When budgets are tight, our values matter more

Supporters of the University of Iowa Labor Center hold up signs during a Board of Regents meeting at the Iowa Memorial Union in Iowa City on Thursday, Sep. 13, 2018. (Stephen Mally/The Gazette)
Supporters of the University of Iowa Labor Center hold up signs during a Board of Regents meeting at the Iowa Memorial Union in Iowa City on Thursday, Sep. 13, 2018. (Stephen Mally/The Gazette)

Like so many Iowans, I know about tight budgets. Twenty-one years ago, I was a single mother raising two children. Determined to provide a future for my children, I took a job at a steel foundry. I was one of only a few women, in a dangerous job working with molten hot metal. I earned a living, but to make it on one income, I had to make sure every penny I spent reflected my values.

My Iowa values taught me that no matter how little you have, you take care of your family and community, and prioritize access to education.

I thought about these values as I read University of Iowa President Bruce Harreld’s recent response to the thousands of us who have been calling on UI to keep funding the UI Labor Center, an institution that has educated thousands of working Iowans across the 99 counties each year since 1951. He says not only is he not going to listen, but tells us our speaking up “has got to stop.” In his view, after 67 years of being a publicly funded Iowa institution, the Labor Center is somehow supposed to find corporate donors in order to continue; if not, the UI will close its doors to Iowa workers.

It took more than hard work for me to provide a stable future for my family. I enrolled in classes at the Labor Center. I learned about workplace health and safety standards, and how to implement them to be sure my co-workers and I would come home safely at the end of our shifts. I learned how to advocate for myself and confront workplace discrimination. I learned tools for improving the quality of my job and went back into my plant and shared that information with all my co-workers. This stable, union job made it possible for me and other co-workers to pay tuition to send my kids to college. In fact, one of my children attended UI and is considering UI for law school. The Labor Center at our public university is directly connected to the success of families like mine, our students and communities.
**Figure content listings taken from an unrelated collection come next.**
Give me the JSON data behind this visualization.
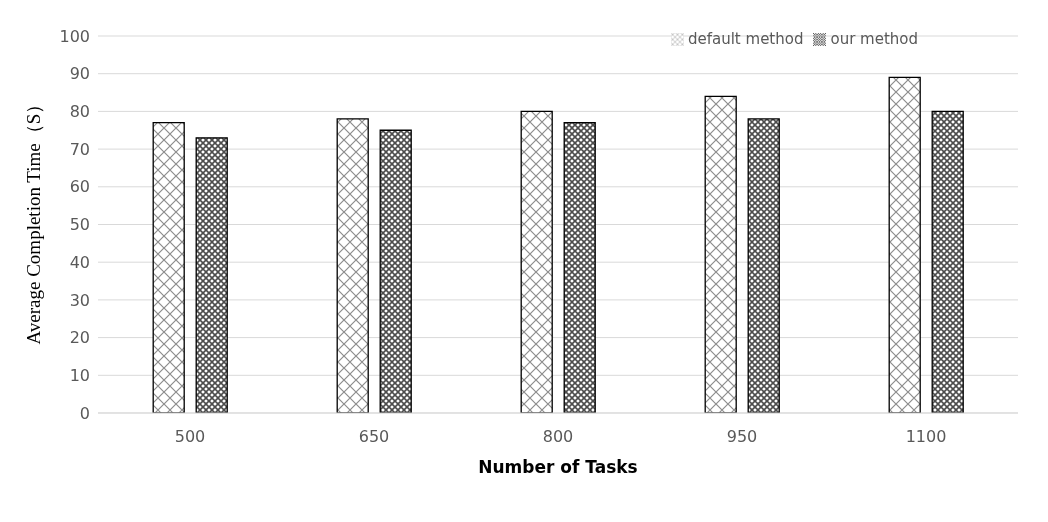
{
  "chart_data": {
    "type": "bar",
    "xlabel": "Number of Tasks",
    "ylabel": "Average Completion Time（S）",
    "categories": [
      "500",
      "650",
      "800",
      "950",
      "1100"
    ],
    "series": [
      {
        "name": "default method",
        "color": "#000000",
        "values": [
          77,
          78,
          80,
          84,
          89
        ]
      },
      {
        "name": "our method",
        "color": "#000000",
        "values": [
          73,
          75,
          77,
          78,
          80
        ]
      }
    ],
    "ylim": [
      0,
      100
    ],
    "yticks": [
      0,
      10,
      20,
      30,
      40,
      50,
      60,
      70,
      80,
      90,
      100
    ],
    "grid": "y",
    "legend": "top right"
  }
}
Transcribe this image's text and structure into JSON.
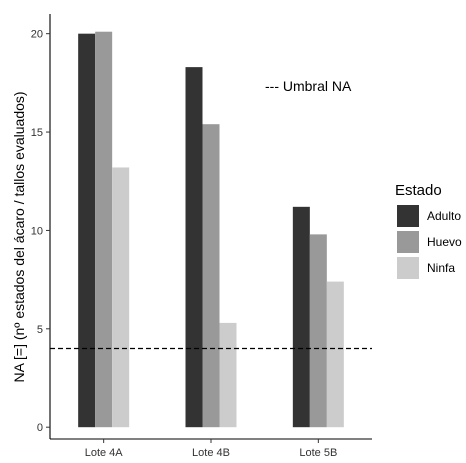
{
  "chart_data": {
    "type": "bar",
    "title": "",
    "xlabel": "",
    "ylabel": "NA [=] (nº estados del ácaro / tallos evaluados)",
    "categories": [
      "Lote 4A",
      "Lote 4B",
      "Lote 5B"
    ],
    "series": [
      {
        "name": "Adulto",
        "values": [
          20.0,
          18.3,
          11.2
        ],
        "color": "#333333"
      },
      {
        "name": "Huevo",
        "values": [
          20.1,
          15.4,
          9.8
        ],
        "color": "#999999"
      },
      {
        "name": "Ninfa",
        "values": [
          13.2,
          5.3,
          7.4
        ],
        "color": "#cccccc"
      }
    ],
    "ylim": [
      -0.6,
      21.0
    ],
    "yticks": [
      0,
      5,
      10,
      15,
      20
    ],
    "ytick_labels": [
      "0",
      "5",
      "10",
      "15",
      "20"
    ],
    "grid": false,
    "legend": {
      "title": "Estado",
      "position": "right"
    },
    "threshold": {
      "value": 4.0,
      "label": "--- Umbral NA",
      "style": "dashed"
    }
  }
}
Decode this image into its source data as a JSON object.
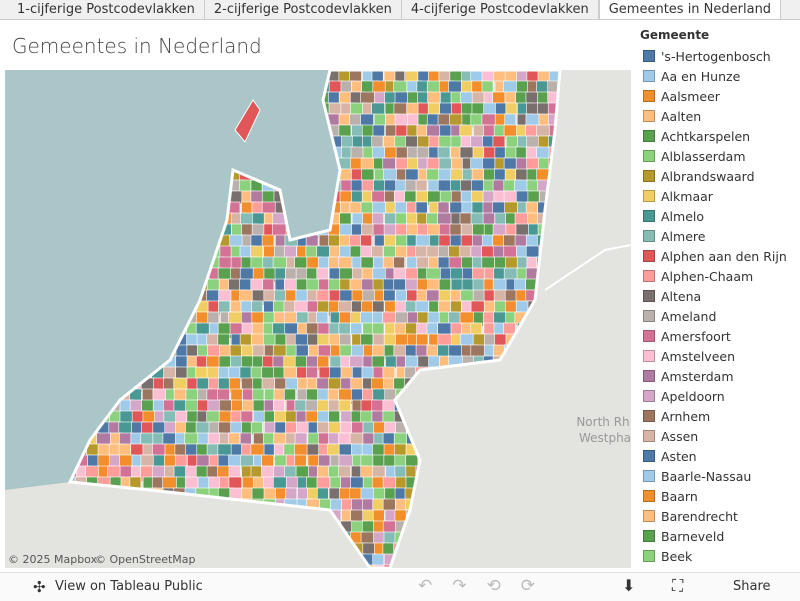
{
  "tabs": [
    "1-cijferige Postcodevlakken",
    "2-cijferige Postcodevlakken",
    "4-cijferige Postcodevlakken",
    "Gemeentes in Nederland"
  ],
  "active_tab": 3,
  "title": "Gemeentes in Nederland",
  "map": {
    "region_label_line1": "North Rh",
    "region_label_line2": "Westpha",
    "attribution_mapbox": "© 2025 Mapbox",
    "attribution_osm": "© OpenStreetMap"
  },
  "legend": {
    "title": "Gemeente",
    "items": [
      {
        "name": "'s-Hertogenbosch",
        "color": "#4e79a7"
      },
      {
        "name": "Aa en Hunze",
        "color": "#a0cbe8"
      },
      {
        "name": "Aalsmeer",
        "color": "#f28e2b"
      },
      {
        "name": "Aalten",
        "color": "#ffbe7d"
      },
      {
        "name": "Achtkarspelen",
        "color": "#59a14f"
      },
      {
        "name": "Alblasserdam",
        "color": "#8cd17d"
      },
      {
        "name": "Albrandswaard",
        "color": "#b6992d"
      },
      {
        "name": "Alkmaar",
        "color": "#f1ce63"
      },
      {
        "name": "Almelo",
        "color": "#499894"
      },
      {
        "name": "Almere",
        "color": "#86bcb6"
      },
      {
        "name": "Alphen aan den Rijn",
        "color": "#e15759"
      },
      {
        "name": "Alphen-Chaam",
        "color": "#ff9d9a"
      },
      {
        "name": "Altena",
        "color": "#79706e"
      },
      {
        "name": "Ameland",
        "color": "#bab0ac"
      },
      {
        "name": "Amersfoort",
        "color": "#d37295"
      },
      {
        "name": "Amstelveen",
        "color": "#fabfd2"
      },
      {
        "name": "Amsterdam",
        "color": "#b07aa1"
      },
      {
        "name": "Apeldoorn",
        "color": "#d4a6c8"
      },
      {
        "name": "Arnhem",
        "color": "#9d7660"
      },
      {
        "name": "Assen",
        "color": "#d7b5a6"
      },
      {
        "name": "Asten",
        "color": "#4e79a7"
      },
      {
        "name": "Baarle-Nassau",
        "color": "#a0cbe8"
      },
      {
        "name": "Baarn",
        "color": "#f28e2b"
      },
      {
        "name": "Barendrecht",
        "color": "#ffbe7d"
      },
      {
        "name": "Barneveld",
        "color": "#59a14f"
      },
      {
        "name": "Beek",
        "color": "#8cd17d"
      }
    ]
  },
  "toolbar": {
    "view_link": "View on Tableau Public",
    "share": "Share"
  }
}
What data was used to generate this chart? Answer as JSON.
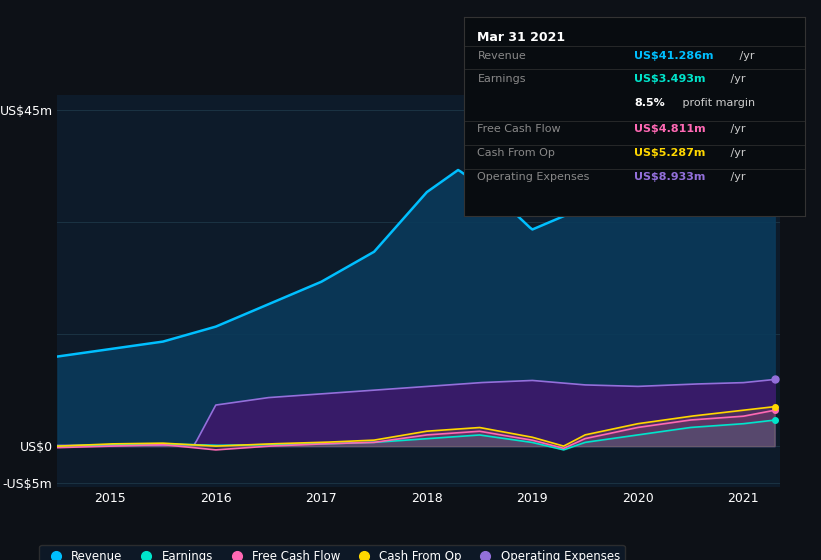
{
  "bg_color": "#0d1117",
  "plot_bg_color": "#0d1b2a",
  "grid_color": "#1e3a4a",
  "title_text": "Mar 31 2021",
  "ylabel_top": "US$45m",
  "ylabel_zero": "US$0",
  "ylabel_bottom": "-US$5m",
  "x_ticks": [
    2015,
    2016,
    2017,
    2018,
    2019,
    2020,
    2021
  ],
  "revenue_color": "#00bfff",
  "earnings_color": "#00e5cc",
  "fcf_color": "#ff69b4",
  "cashfromop_color": "#ffd700",
  "opex_color": "#9370db",
  "revenue_fill": "#0a3a5a",
  "opex_fill": "#3a1a6a",
  "info_title": "Mar 31 2021",
  "info_rows": [
    {
      "label": "Revenue",
      "value": "US$41.286m",
      "unit": " /yr",
      "color": "#00bfff",
      "divider": true
    },
    {
      "label": "Earnings",
      "value": "US$3.493m",
      "unit": " /yr",
      "color": "#00e5cc",
      "divider": false
    },
    {
      "label": "",
      "value": "8.5%",
      "unit": " profit margin",
      "color": "#ffffff",
      "divider": true
    },
    {
      "label": "Free Cash Flow",
      "value": "US$4.811m",
      "unit": " /yr",
      "color": "#ff69b4",
      "divider": true
    },
    {
      "label": "Cash From Op",
      "value": "US$5.287m",
      "unit": " /yr",
      "color": "#ffd700",
      "divider": true
    },
    {
      "label": "Operating Expenses",
      "value": "US$8.933m",
      "unit": " /yr",
      "color": "#9370db",
      "divider": false
    }
  ],
  "legend_items": [
    {
      "label": "Revenue",
      "color": "#00bfff"
    },
    {
      "label": "Earnings",
      "color": "#00e5cc"
    },
    {
      "label": "Free Cash Flow",
      "color": "#ff69b4"
    },
    {
      "label": "Cash From Op",
      "color": "#ffd700"
    },
    {
      "label": "Operating Expenses",
      "color": "#9370db"
    }
  ]
}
This is our public university. I’ve paid the taxes and the tuition that makes the university run. I paid registration fees each time I attended Labor Center classes (and have been part of the center’s Advisory Committee, where I’ve supported increasing these fees to help boost the center’s budget). I know President Harreld hasn’t been in Iowa long; I don’t know how long he plans to stay. I don’t expect him to know what it’s like to be a single parent or a foundry worker. But the decisions he makes will have lasting impacts for Iowans like me. He has an obligation to listen to us — now more than ever, when budgets are tight and tough decisions need to be made. Our message is clear. Thousands of Iowans have spoken out to say that funding the Labor Center is a priority. 20 student organizations and the UI Student Senate have passed resolutions calling for continued funding for the Labor Center. Last week, hundreds of alumni, faith leaders, civil rights leaders, parents, and elected officials came to campus to join the call to fund the Labor Center. Nobody has come forward to speak in favor of closing the Labor Center.

Corporate donors have a role to play in funding building renovations and luxury golf clubhouses — but worker education isn’t a luxury. It’s a proven, effective, and efficient program that is vitally important to Iowa. Don’t take away the only tiny commitment to worker education in our Regents system. Recommit funding to the Labor Center.

• Stacey Andersen of Cedar Rapids is a staff representative for the United Steelworkers.